• Abendessen über dem Atlantik

    August 7 in Spain ⋅ ☀️ 24 °C

    Nach unserem Strand ging es weiter Richtung San Sebastián. Unser Hotel lag noch vor der Stadt oben auf dem Monte Igueldo, ziemlich genau auf der Bergkette über dem Meer. Eigentlich ein genialer Platz: weit weg vom Trubel der Stadt und mit fantastischem Blick auf den Atlantik und die Küste. Nur aus unserem Zimmer bzw. dem Hotelgarten war von dieser Aussicht leider nicht ganz so viel zu sehen wie erhofft. Aber egal – der eigentliche Höhepunkt des Abends wartete sowieso nur rund zwei Kilometer weiter.

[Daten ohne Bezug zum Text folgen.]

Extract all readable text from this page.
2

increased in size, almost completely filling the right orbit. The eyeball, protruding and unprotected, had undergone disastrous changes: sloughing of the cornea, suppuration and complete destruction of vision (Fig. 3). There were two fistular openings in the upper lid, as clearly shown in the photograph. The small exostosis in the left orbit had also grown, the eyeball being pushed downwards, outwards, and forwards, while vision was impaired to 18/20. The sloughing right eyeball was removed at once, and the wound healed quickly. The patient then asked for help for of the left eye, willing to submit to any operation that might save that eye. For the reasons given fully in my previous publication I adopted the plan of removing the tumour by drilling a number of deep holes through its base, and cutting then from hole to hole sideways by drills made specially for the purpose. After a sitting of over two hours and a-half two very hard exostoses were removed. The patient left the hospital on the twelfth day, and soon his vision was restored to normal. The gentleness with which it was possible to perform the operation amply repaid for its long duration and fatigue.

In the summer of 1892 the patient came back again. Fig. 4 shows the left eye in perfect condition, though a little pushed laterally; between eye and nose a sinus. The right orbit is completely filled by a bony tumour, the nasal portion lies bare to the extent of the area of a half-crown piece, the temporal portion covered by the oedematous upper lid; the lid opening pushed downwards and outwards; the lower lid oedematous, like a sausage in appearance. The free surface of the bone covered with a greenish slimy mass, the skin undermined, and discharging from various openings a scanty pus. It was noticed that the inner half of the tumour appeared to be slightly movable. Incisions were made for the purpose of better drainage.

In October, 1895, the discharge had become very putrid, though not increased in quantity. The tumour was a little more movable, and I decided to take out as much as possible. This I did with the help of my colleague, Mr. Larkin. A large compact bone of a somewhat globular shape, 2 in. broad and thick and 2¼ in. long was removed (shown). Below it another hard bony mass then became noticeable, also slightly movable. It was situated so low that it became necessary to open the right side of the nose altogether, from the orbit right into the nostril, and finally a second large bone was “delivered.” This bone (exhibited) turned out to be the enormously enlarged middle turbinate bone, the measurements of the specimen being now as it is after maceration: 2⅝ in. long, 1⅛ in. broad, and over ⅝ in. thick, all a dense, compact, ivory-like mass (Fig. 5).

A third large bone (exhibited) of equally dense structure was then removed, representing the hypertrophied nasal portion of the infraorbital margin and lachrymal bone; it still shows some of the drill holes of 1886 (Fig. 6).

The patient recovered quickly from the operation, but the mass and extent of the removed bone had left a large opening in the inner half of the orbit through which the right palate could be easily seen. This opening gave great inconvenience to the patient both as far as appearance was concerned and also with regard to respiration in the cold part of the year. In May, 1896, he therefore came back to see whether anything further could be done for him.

    Und der hieß Akelarre⁠.

    Das Restaurant liegt spektakulär am Hang des Monte Igueldo, hoch über dem Golf von Biskaya. Große Fensterfronten, davor praktisch nur Meer – und wir hatten mit dem Wetter richtig Glück. Während des Essens ging langsam die Sonne über dem Atlantik unter. Viel besser kann man ein Restaurant eigentlich nicht platzieren.

    Akelarre ist das Restaurant von Pedro Subijana, einem der großen Namen der spanischen Küche und einem der Wegbereiter der sogenannten Nueva Cocina Vasca, der neuen baskischen Küche. Subijana übernahm bereits 1975 die Küche. Der erste Michelin-Stern kam 1978, der zweite 1982 und seit 2007 trägt Akelarre drei Sterne.

    Damit gehört Akelarre seit Jahrzehnten zu den kulinarischen Institutionen des Baskenlands – und das will in San Sebastián etwas heißen. Kaum eine Region Europas hat eine derartige Dichte an Spitzenrestaurants.

    Unser Menü – einmal quer durch die baskische Küche

    Schon der Auftakt machte klar, wo die Reise hingeht. Kleine Snacks wie Duck MicroFoie mit Salz- und Pfefferflocken, Brot in drei Varianten, Consommé-Gelée mit Curry-Lumagorri-Huhn, Kabeljau mit violetten Kartoffeln und Kaviar, kleine Spider Crab und Idiazabal-Käse mit Anchovis.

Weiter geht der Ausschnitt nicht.